LP

Lumbalpunktion

Tiefere Einblicke für eine exakte Diagnose. Ein sicherer neurologischer Routineeingriff zur verlässlichen Abklärung von Multipler Sklerose, Entzündungen oder Gedächtnisfragen.

Häufige Fragen zur Lumbalpunktion

Was ist eine Lumbalpunktion?

Die Lumbalpunktion (oft auch Liquorpunktion genannt) ist ein bewährtes diagnostisches Verfahren in der Neurologie. Dabei wird mit einer feinen Nadel eine kleine Menge Nervenwasser (Liquor) aus dem Wirbelkanal im Bereich der Lendenwirbelsäule entnommen. Das Nervenwasser umgibt das Gehirn und das Rückenmark und liefert uns unschätzbare Informationen über Prozesse im Zentralnervensystem.

Wann wird eine Lumbalpunktion durchgeführt?

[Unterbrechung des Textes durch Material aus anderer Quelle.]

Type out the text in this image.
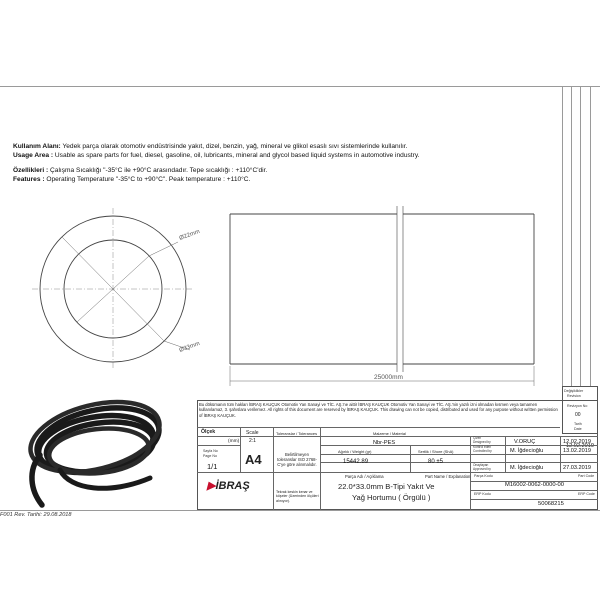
Kullanım Alanı: Yedek parça olarak otomotiv endüstrisinde yakıt, dizel, benzin, yağ, mineral ve glikol esaslı sıvı sistemlerinde kullanılır.
Usage Area : Usable as spare parts for fuel, diesel, gasoline, oil, lubricants, mineral and glycol based liquid systems in automotive industry.
Özellikleri : Çalışma Sıcaklığı "-35°C ile +90°C arasındadır. Tepe sıcaklığı : +110°C'dir.
Features : Operating Temperature "-35°C to +90°C". Peak temperature : +110°C.
Ø22mm
Ø33mm
25000mm
Değişiklikler
Revision
Revizyon No
00
Tarih
Date
12.02.2019
Bu dökümanın tüm hakları İBRAŞ KAUÇUK Otomotiv Yan Sanayi ve TİC. AŞ.'ne aittir İBRAŞ KAUÇUK Otomotiv Yan Sanayi ve TİC. AŞ.'nin yazılı izni olmadan kısmen veya tamamen kullanılamaz, 3. şahıslara verilemez. All rights of this document are reserved by İBRAŞ KAUÇUK. This drawing can not be copied, distributed and used for any purpose without written permission of İBRAŞ KAUÇUK.
Ölçek
(mm)
Scale
2:1
Sayfa No
Page No
1/1 A4
Toleranslar / Tolerances
Belirtilmeyen toleranslar ISO 2768-C'ye göre alınmalıdır.
Malzeme / Material
Nbr-PES
Ağırlık / Weight (gr)
15442.89
Sertlik / Shore (ShA)
80 ±5
Çizen
Designed by	V.ORUÇ	12.02.2019
Kontrol eden
Controlled by	M. İğdecioğlu	13.02.2019
Onaylayan
Approved by	M. İğdecioğlu	27.03.2019
Parça Adı / Açıklama	Part Name / Explanation
22.0*33.0mm B-Tipi Yakıt Ve
Yağ Hortumu ( Örgülü )
Parça Kodu	Part Code
M16002-0062-0000-00
ERP Kodu	ERP Code
50068215
▶İBRAŞ	Tekrak keskin kenar ve köşeler (Üzerinden ölçüleri alınıyor).
F001 Rev. Tarihi: 29.08.2018
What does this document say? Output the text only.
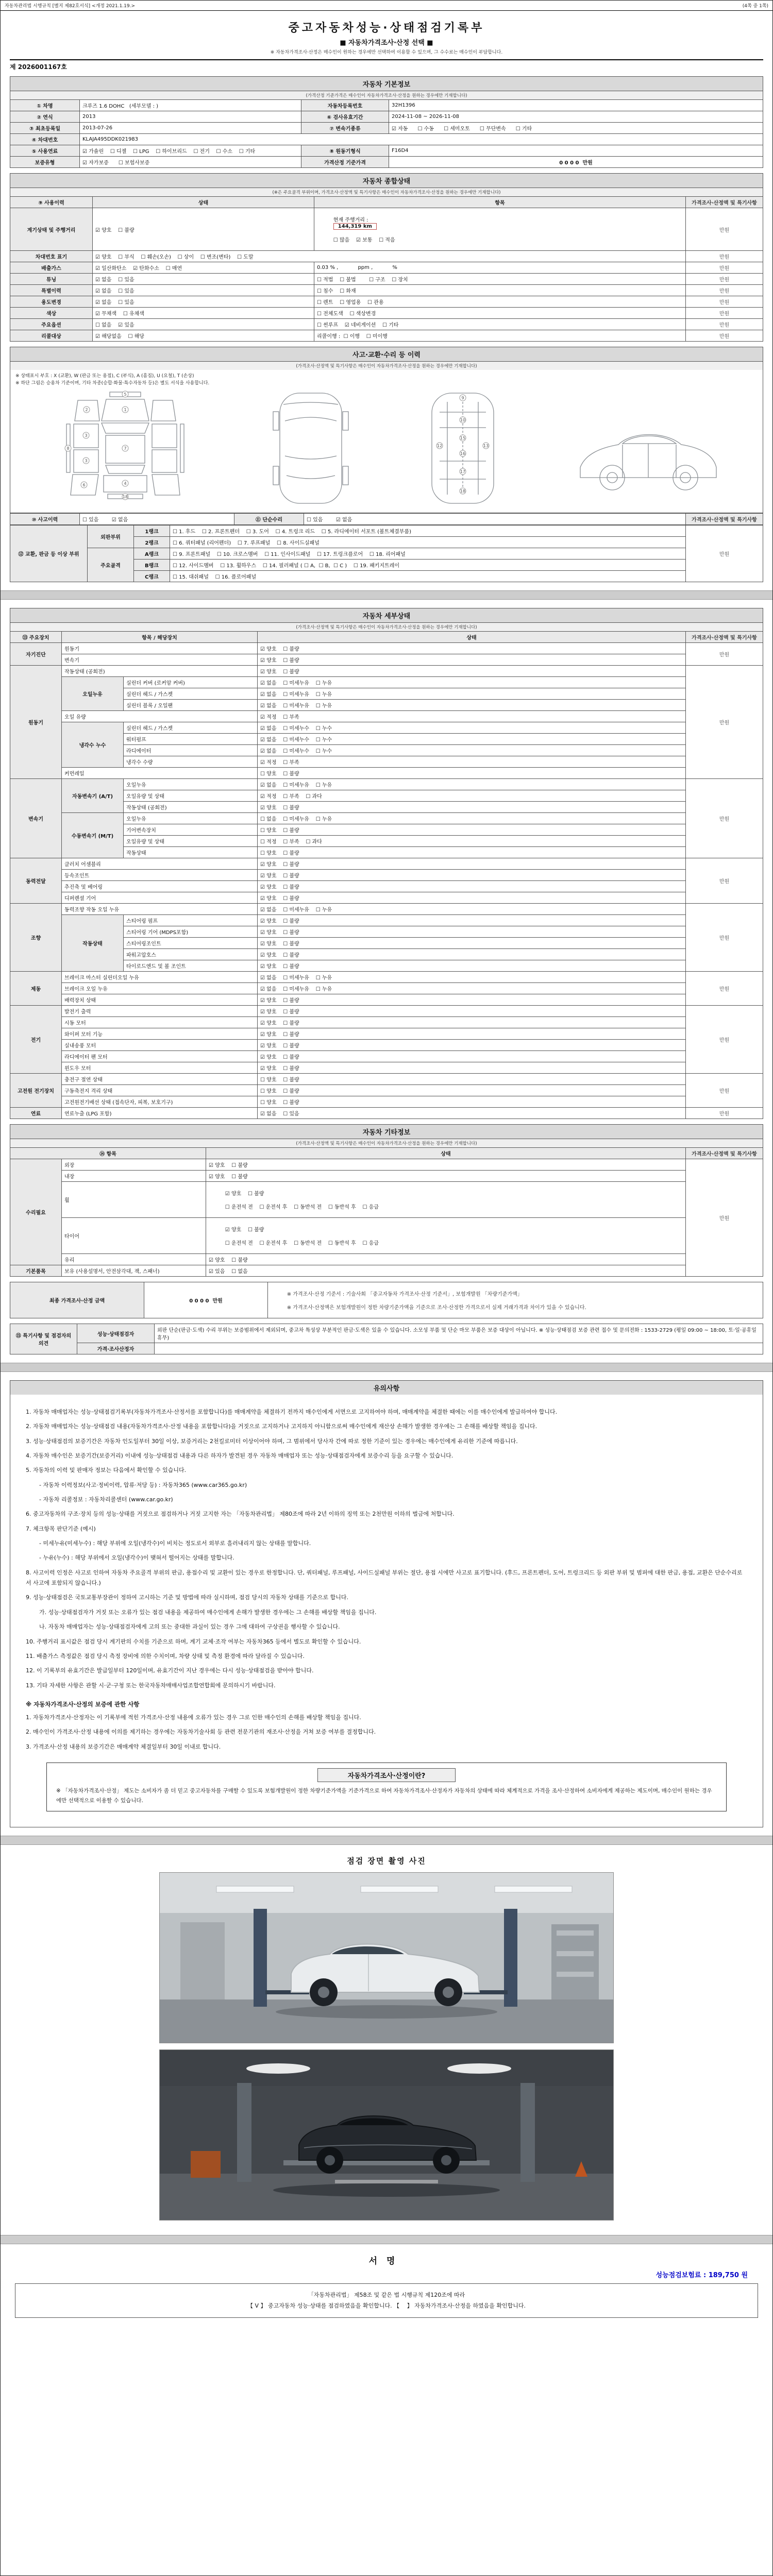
자동차관리법 시행규칙 [별지 제82호서식] <개정 2021.1.19.>	(4쪽 중 1쪽)
중고자동차성능·상태점검기록부
■ 자동차가격조사·산정 선택 ■
※ 자동차가격조사·산정은 매수인이 원하는 경우에만 선택하여 이용할 수 있으며, 그 수수료는 매수인이 부담합니다.
제 2026001167호
자동차 기본정보
(가격산정 기준가격은 매수인이 자동차가격조사·산정을 원하는 경우에만 기재합니다)
① 차명	크루즈 1.6 DOHC   (세부모델 : )	자동차등록번호	32H1396
② 연식	2013	⑥ 검사유효기간	2024-11-08 ~ 2026-11-08
③ 최초등록일	2013-07-26	⑦ 변속기종류	☑ 자동      ☐ 수동      ☐ 세미오토      ☐ 무단변속      ☐ 기타
④ 차대번호	KLAJA495DDK021983		
⑤ 사용연료	☑ 가솔린    ☐ 디젤    ☐ LPG    ☐ 하이브리드    ☐ 전기    ☐ 수소    ☐ 기타	⑧ 원동기형식	F16D4
보증유형	☑ 자가보증      ☐ 보험사보증	가격산정 기준가격	0 0 0 0  만원
자동차 종합상태
(※은 주요골격 부위이며, 가격조사·산정액 및 특기사항은 매수인이 자동차가격조사·산정을 원하는 경우에만 기재합니다)
⑨ 사용이력	상태	항목	가격조사·산정액 및 특기사항
계기상태 및 주행거리	☑ 양호    ☐ 불량	현재 주행거리 :
144,319 km

☐ 많음    ☑ 보통    ☐ 적음	만원
차대번호 표기	☑ 양호    ☐ 부식    ☐ 훼손(오손)    ☐ 상이    ☐ 변조(변타)    ☐ 도말		만원
배출가스	☑ 일산화탄소    ☑ 탄화수소    ☐ 매연	0.03 % ,            ppm ,            %	만원
튜닝	☑ 없음    ☐ 있음	☐ 적법    ☐ 불법        ☐ 구조    ☐ 장치	만원
특별이력	☑ 없음    ☐ 있음	☐ 침수    ☐ 화재	만원
용도변경	☑ 없음    ☐ 있음	☐ 렌트    ☐ 영업용    ☐ 관용	만원
색상	☑ 무채색    ☐ 유채색	☐ 전체도색    ☐ 색상변경	만원
주요옵션	☐ 없음    ☑ 있음	☐ 썬루프    ☑ 네비게이션    ☐ 기타	만원
리콜대상	☑ 해당없음    ☐ 해당	리콜이행 :  ☐ 이행    ☐ 미이행	만원
사고·교환·수리 등 이력
(가격조사·산정액 및 특기사항은 매수인이 자동차가격조사·산정을 원하는 경우에만 기재합니다)
※ 상태표시 부호 : X (교환), W (판금 또는 용접), C (부식), A (흠집), U (요철), T (손상)
※ 하단 그림은 승용차 기준이며, 기타 차종(승합·화물·특수자동차 등)은 별도 서식을 사용합니다.
5
1
7
4
18
2
3
3
6
8
9
10
12	13
15
16
17
18
⑩ 사고이력	☐ 있음        ☑ 없음	⑪ 단순수리	☐ 있음        ☑ 없음	가격조사·산정액 및 특기사항
⑫ 교환, 판금 등 이상 부위	외판부위	1랭크	☐ 1. 후드    ☐ 2. 프론트펜더    ☐ 3. 도어    ☐ 4. 트렁크 리드    ☐ 5. 라디에이터 서포트 (볼트체결부품)	만원
		2랭크	☐ 6. 쿼터패널 (리어펜더)    ☐ 7. 루프패널    ☐ 8. 사이드실패널	
	주요골격	A랭크	☐ 9. 프론트패널    ☐ 10. 크로스멤버    ☐ 11. 인사이드패널    ☐ 17. 트렁크플로어    ☐ 18. 리어패널	
		B랭크	☐ 12. 사이드멤버    ☐ 13. 휠하우스    ☐ 14. 필러패널 ( ☐ A,  ☐ B,  ☐ C )    ☐ 19. 패키지트레이	
		C랭크	☐ 15. 대쉬패널    ☐ 16. 플로어패널	
자동차 세부상태
(가격조사·산정액 및 특기사항은 매수인이 자동차가격조사·산정을 원하는 경우에만 기재합니다)
⑬ 주요장치	항목 / 해당장치		상태	가격조사·산정액 및 특기사항
자기진단	원동기		☑ 양호    ☐ 불량	만원
	변속기		☑ 양호    ☐ 불량	
원동기	작동상태 (공회전)		☑ 양호    ☐ 불량	만원
	오일누유	실린더 커버 (로커암 커버)	☑ 없음    ☐ 미세누유    ☐ 누유	
		실린더 헤드 / 가스켓	☑ 없음    ☐ 미세누유    ☐ 누유	
		실린더 블록 / 오일팬	☑ 없음    ☐ 미세누유    ☐ 누유	
	오일 유량		☑ 적정    ☐ 부족	
	냉각수 누수	실린더 헤드 / 가스켓	☑ 없음    ☐ 미세누수    ☐ 누수	
		워터펌프	☑ 없음    ☐ 미세누수    ☐ 누수	
		라디에이터	☑ 없음    ☐ 미세누수    ☐ 누수	
		냉각수 수량	☑ 적정    ☐ 부족	
	커먼레일		☐ 양호    ☐ 불량	
변속기	자동변속기 (A/T)	오일누유	☑ 없음    ☐ 미세누유    ☐ 누유	만원
		오일유량 및 상태	☑ 적정    ☐ 부족    ☐ 과다	
		작동상태 (공회전)	☑ 양호    ☐ 불량	
	수동변속기 (M/T)	오일누유	☐ 없음    ☐ 미세누유    ☐ 누유	
		기어변속장치	☐ 양호    ☐ 불량	
		오일유량 및 상태	☐ 적정    ☐ 부족    ☐ 과다	
		작동상태	☐ 양호    ☐ 불량	
동력전달	클러치 어셈블리		☑ 양호    ☐ 불량	만원
	등속조인트		☑ 양호    ☐ 불량	
	추진축 및 베어링		☑ 양호    ☐ 불량	
	디퍼렌셜 기어		☑ 양호    ☐ 불량	
조향	동력조향 작동 오일 누유		☑ 없음    ☐ 미세누유    ☐ 누유	만원
	작동상태	스티어링 펌프	☑ 양호    ☐ 불량	
		스티어링 기어 (MDPS포함)	☑ 양호    ☐ 불량	
		스티어링조인트	☑ 양호    ☐ 불량	
		파워고압호스	☑ 양호    ☐ 불량	
		타이로드엔드 및 볼 조인트	☑ 양호    ☐ 불량	
제동	브레이크 마스터 실린더오일 누유		☑ 없음    ☐ 미세누유    ☐ 누유	만원
	브레이크 오일 누유		☑ 없음    ☐ 미세누유    ☐ 누유	
	배력장치 상태		☑ 양호    ☐ 불량	
전기	발전기 출력		☑ 양호    ☐ 불량	만원
	시동 모터		☑ 양호    ☐ 불량	
	와이퍼 모터 기능		☑ 양호    ☐ 불량	
	실내송풍 모터		☑ 양호    ☐ 불량	
	라디에이터 팬 모터		☑ 양호    ☐ 불량	
	윈도우 모터		☑ 양호    ☐ 불량	
고전원 전기장치	충전구 절연 상태		☐ 양호    ☐ 불량	만원
	구동축전지 격리 상태		☐ 양호    ☐ 불량	
	고전원전기배선 상태 (접속단자, 피복, 보호기구)		☐ 양호    ☐ 불량	
연료	연료누출 (LPG 포함)		☑ 없음    ☐ 있음	만원
자동차 기타정보
(가격조사·산정액 및 특기사항은 매수인이 자동차가격조사·산정을 원하는 경우에만 기재합니다)
⑭ 항목		상태	가격조사·산정액 및 특기사항
수리필요	외장	☑ 양호    ☐ 불량	만원
	내장	☑ 양호    ☐ 불량	
	휠	☑ 양호    ☐ 불량

☐ 운전석 전    ☐ 운전석 후    ☐ 동반석 전    ☐ 동반석 후    ☐ 응급	

	타이어	☑ 양호    ☐ 불량

☐ 운전석 전    ☐ 운전석 후    ☐ 동반석 전    ☐ 동반석 후    ☐ 응급	

	유리	☑ 양호    ☐ 불량	
기본품목	보유 (사용설명서, 안전삼각대, 잭, 스패너)	☑ 있음    ☐ 없음	
최종 가격조사·산정 금액	0 0 0 0  만원	
※ 가격조사·산정 기준서 : 기술사회 「중고자동차 가격조사·산정 기준서」, 보험개발원 「차량기준가액」

※ 가격조사·산정액은 보험개발원이 정한 차량기준가액을 기준으로 조사·산정한 가격으로서 실제 거래가격과 차이가 있을 수 있습니다.

⑮ 특기사항 및 점검자의 의견	성능·상태점검자	외판 단순(판금·도색) 수리 부위는 보증범위에서 제외되며, 중고차 특성상 부분적인 판금·도색은 있을 수 있습니다. 소모성 부품 및 단순 마모 부품은 보증 대상이 아닙니다. ※ 성능·상태점검 보증 관련 접수 및 문의전화 : 1533-2729 (평일 09:00 ~ 18:00, 토·일·공휴일 휴무)
	가격·조사산정자	
유의사항

1. 자동차 매매업자는 성능·상태점검기록부(자동차가격조사·산정서를 포함합니다)를 매매계약을 체결하기 전까지 매수인에게 서면으로 고지하여야 하며, 매매계약을 체결한 때에는 이를 매수인에게 발급하여야 합니다.

2. 자동차 매매업자는 성능·상태점검 내용(자동차가격조사·산정 내용을 포함합니다)을 거짓으로 고지하거나 고지하지 아니함으로써 매수인에게 재산상 손해가 발생한 경우에는 그 손해를 배상할 책임을 집니다.

3. 성능·상태점검의 보증기간은 자동차 인도일부터 30일 이상, 보증거리는 2천킬로미터 이상이어야 하며, 그 범위에서 당사자 간에 따로 정한 기준이 있는 경우에는 매수인에게 유리한 기준에 따릅니다.

4. 자동차 매수인은 보증기간(보증거리) 이내에 성능·상태점검 내용과 다른 하자가 발견된 경우 자동차 매매업자 또는 성능·상태점검자에게 보증수리 등을 요구할 수 있습니다.

5. 자동차의 이력 및 판매자 정보는 다음에서 확인할 수 있습니다.

- 자동차 이력정보(사고·정비이력, 압류·저당 등) : 자동차365 (www.car365.go.kr)

- 자동차 리콜정보 : 자동차리콜센터 (www.car.go.kr)

6. 중고자동차의 구조·장치 등의 성능·상태를 거짓으로 점검하거나 거짓 고지한 자는 「자동차관리법」 제80조에 따라 2년 이하의 징역 또는 2천만원 이하의 벌금에 처합니다.

7. 체크항목 판단기준 (예시)

- 미세누유(미세누수) : 해당 부위에 오일(냉각수)이 비치는 정도로서 외부로 흘러내리지 않는 상태를 말합니다.

- 누유(누수) : 해당 부위에서 오일(냉각수)이 맺혀서 떨어지는 상태를 말합니다.

8. 사고이력 인정은 사고로 인하여 자동차 주요골격 부위의 판금, 용접수리 및 교환이 있는 경우로 한정합니다. 단, 쿼터패널, 루프패널, 사이드실패널 부위는 절단, 용접 시에만 사고로 표기합니다. (후드, 프론트펜더, 도어, 트렁크리드 등 외판 부위 및 범퍼에 대한 판금, 용접, 교환은 단순수리로서 사고에 포함되지 않습니다.)

9. 성능·상태점검은 국토교통부장관이 정하여 고시하는 기준 및 방법에 따라 실시하며, 점검 당시의 자동차 상태를 기준으로 합니다.

가. 성능·상태점검자가 거짓 또는 오류가 있는 점검 내용을 제공하여 매수인에게 손해가 발생한 경우에는 그 손해를 배상할 책임을 집니다.

나. 자동차 매매업자는 성능·상태점검자에게 고의 또는 중대한 과실이 있는 경우 그에 대하여 구상권을 행사할 수 있습니다.

10. 주행거리 표시값은 점검 당시 계기판의 수치를 기준으로 하며, 계기 교체·조작 여부는 자동차365 등에서 별도로 확인할 수 있습니다.

11. 배출가스 측정값은 점검 당시 측정 장비에 의한 수치이며, 차량 상태 및 측정 환경에 따라 달라질 수 있습니다.

12. 이 기록부의 유효기간은 발급일부터 120일이며, 유효기간이 지난 경우에는 다시 성능·상태점검을 받아야 합니다.

13. 기타 자세한 사항은 관할 시·군·구청 또는 한국자동차매매사업조합연합회에 문의하시기 바랍니다.

※ 자동차가격조사·산정의 보증에 관한 사항

1. 자동차가격조사·산정자는 이 기록부에 적힌 가격조사·산정 내용에 오류가 있는 경우 그로 인한 매수인의 손해를 배상할 책임을 집니다.

2. 매수인이 가격조사·산정 내용에 이의를 제기하는 경우에는 자동차기술사회 등 관련 전문기관의 재조사·산정을 거쳐 보증 여부를 결정합니다.

3. 가격조사·산정 내용의 보증기간은 매매계약 체결일부터 30일 이내로 합니다.

자동차가격조사·산정이란?

※ 「자동차가격조사·산정」 제도는 소비자가 좀 더 믿고 중고자동차를 구매할 수 있도록 보험개발원이 정한 차량기준가액을 기준가격으로 하여 자동차가격조사·산정자가 자동차의 상태에 따라 체계적으로 가격을 조사·산정하여 소비자에게 제공하는 제도이며, 매수인이 원하는 경우에만 선택적으로 이용할 수 있습니다.

점검 장면 촬영 사진
서명
성능점검보험료 : 189,750 원

「자동차관리법」 제58조 및 같은 법 시행규칙 제120조에 따라

【 V 】 중고자동차 성능·상태를 점검하였음을 확인합니다. 【　 】 자동차가격조사·산정을 하였음을 확인합니다.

Dieses Verfahren kommt zum Einsatz, wenn neurologische Symptome durch Laboranalysen des Blutes allein nicht geklärt werden können. Wichtige Anwendungsbereiche sind:
• Ausschluss oder Nachweis von Entzündungen des Nervensystems (z. B. Multiple Sklerose oder Meningitis/Enzephalitis).
• Verdacht auf Gehirnblutungen (Subarachnoidalblutung), die im CT nicht sicher sichtbar sind.
• Diagnostik bei Verdacht auf bestimmte neurodegenerative Erkrankungen (wie Alzheimer-Demenz).
• Abklärung von unklarem, starkem Kopfschmerz oder Druckveränderungen im Schädelinneren.

Wie läuft die Untersuchung ab?

Die Untersuchung findet meist im Sitzen (mit nach vorne gebeugtem Rücken) oder in stabiler Seitenlage statt. Nach einer gründlichen Desinfektion tastet der Arzt den Raum zwischen den unteren Lendenwirbeln ab. Wichtig zu wissen: Die Punktion erfolgt weit unterhalb des Endes des Rückenmarks, sodass eine Verletzung des Rückenmarks anatomisch ausgeschlossen ist. Die Entnahme dauert nur wenige Minuten. Nach der Untersuchung sollten Sie sich noch eine Weile flach hinlegen und ausreichend Wasser oder Kaffee trinken.

Was muss ich im Vorfeld beachten?

• Blutverdünner: Bitte informieren Sie uns unbedingt im Voraus, wenn Sie gerinnungshemmende Medikamente (Blutverdünner) einnehmen oder an einer
bekannten Blutgerinnungsstörung leiden.
Akute Infektionen: Bei Hautinfektionen im Bereich der Einstichstelle kann die Untersuchung vorübergehend verschoben werden.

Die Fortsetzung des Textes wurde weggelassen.